Cordyceps sinensis (ophiocordyceps) – Il fungo bruco

di | 13 Gennaio 2019
Cordyceps  sinensis

Cordyceps  sinensis

Il Cordyceps  sinensis risulta essere un fungo dalle molteplici utilità in ambito curativo, rafforza l’organismo, aumenta l’immunità, protegge l’apparato digerente e migliora il metabolismo degli zuccheri.

Le dimostrazioni viventi delle prestazioni eccezionali in ambiente povero di ossigeno, regalate dal Cordyceps sinensis, sono rappresentate dalle popolazioni del Tibet, ma ancor di più dagli “sherpa” i portatori di montagna, abituati a portare pesi notevoli sulle spalle lungo i ripidi sentieri dell’ Himalaya, tra i 4000 e i 5000 metri di altezza.

Gli studiosi hanno scoperto che permette di vivere anche ad altissime quote, perché aumenta del 20-30% l’ossigenazione di organi e tessuti.

In Cina è considerato un “tesoro medicinale”, nella regione del Qinghai, nel Tibet, le popolazioni indigene del luogo portavano le mandrie di “Yak” (animali simili ad un grosso toro) a pascolare ad alta quota.

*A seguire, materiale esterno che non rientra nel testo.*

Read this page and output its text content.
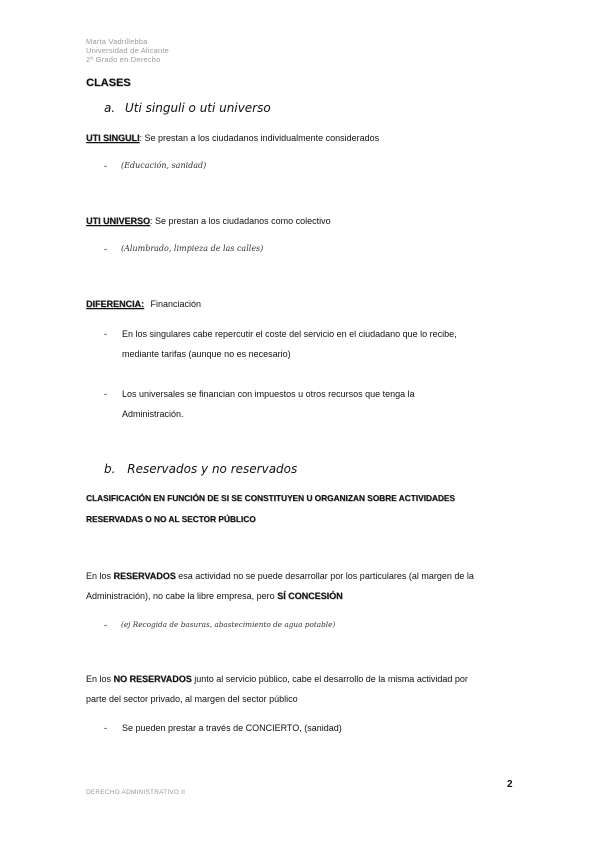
Marta Vadrillebba
Universidad de Alicante
2º Grado en Derecho
CLASES
a. Uti singuli o uti universo
UTI SINGULI: Se prestan a los ciudadanos individualmente considerados
- (Educación, sanidad)
UTI UNIVERSO: Se prestan a los ciudadanos como colectivo
- (Alumbrado, limpieza de las calles)
DIFERENCIA: Financiación
- En los singulares cabe repercutir el coste del servicio en el ciudadano que lo recibe,
mediante tarifas (aunque no es necesario)
- Los universales se financian con impuestos u otros recursos que tenga la
Administración.
b. Reservados y no reservados
CLASIFICACIÓN EN FUNCIÓN DE SI SE CONSTITUYEN U ORGANIZAN SOBRE ACTIVIDADES
RESERVADAS O NO AL SECTOR PÚBLICO
En los RESERVADOS esa actividad no se puede desarrollar por los particulares (al margen de la
Administración), no cabe la libre empresa, pero SÍ CONCESIÓN
- (ej Recogida de basuras, abastecimiento de agua potable)
En los NO RESERVADOS junto al servicio público, cabe el desarrollo de la misma actividad por
parte del sector privado, al margen del sector público
- Se pueden prestar a través de CONCIERTO, (sanidad)
2
DERECHO ADMINISTRATIVO II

Osservando attentamente scoprirono che questi ultimi si cibavano di uno strano fungo che cresceva dal corpo di un bruco morto, e in preda all’eccitazione cominciavano ad andare in calore. Cominciarono quindi a cibarsene a loro volta e notarono un aumento della loro resistenza fisica e che si ammalavano di meno. La voce si tramandò ai monaci, arrivando fino all’imperatore che ordinò che tutti i funghi raccolti venissero portati a corte.

Cordyceps sinensis

Cordyceps sinensis

Conosciuto come fungo bruco o come pianta d’estate e insetto d’inverno, è molto raro ed è considerato un fungo parassita che cresce e si sviluppa su specie di insetti che vivono sotto terra.

Come si sviluppa:

Nel tardo autunno le spore fungine infettano l’insetto che se ne è cibato, successivamente verso fine  primavera e inizio estate, il Cordyceps sinensis uccide l’insetto paralizzandone  il sistema nervoso e sviluppa il suo corpo fruttifero che cresce come una protrusione dalla testa dell’insetto stesso.

Lo sviluppo

Lo sviluppo

Una cosa curiosa: nel periodo di crescita anche le scuole chiudono e le intere famiglie si recano sugli altopiani alla ricerca del prezioso dono della terra. 

I cercatori professionisti all’apertura della raccolta riescono a trovare anche 30, 40 Cordyceps  sinensis all’ora, che si riducono a 4, 5  dopo alcuni giorni.

Durante la ricerca

Durante la ricerca

Il suo valore enorme (anche 500€ all’etto), ha attirato nelle aree di crescita numerosi raccoglitori anche di regioni vicine. L’economia del Tibet  in gran parte dipende, oltre al turismo, dalla raccolta del fungo bruco. Questa corsa all’oro ha portato ad anticipare la raccolta con il rischio di non permettere la disseminazione delle spore e la conseguente estinzione della specie. Ora si può anche coltivare e ciò ha portato a una diminuzione del  costo del fungo.

Cordyceps sinensis

Cordyceps sinensis

Altro fatto curioso accadde nel 1993 in Cina, durante i giochi nazionali di Pechino, quando scoppiò uno scandalo perchè furono  infranti i record mondiali di atletica femminile; si sospettò dell’uso di sostanze dopanti ma i test furono negativi. Il team cinese menzionò che a monte dei risultati eccezionali vi era un rigido allenamento e un elisir segreto a base di Cordyceps  sinensis.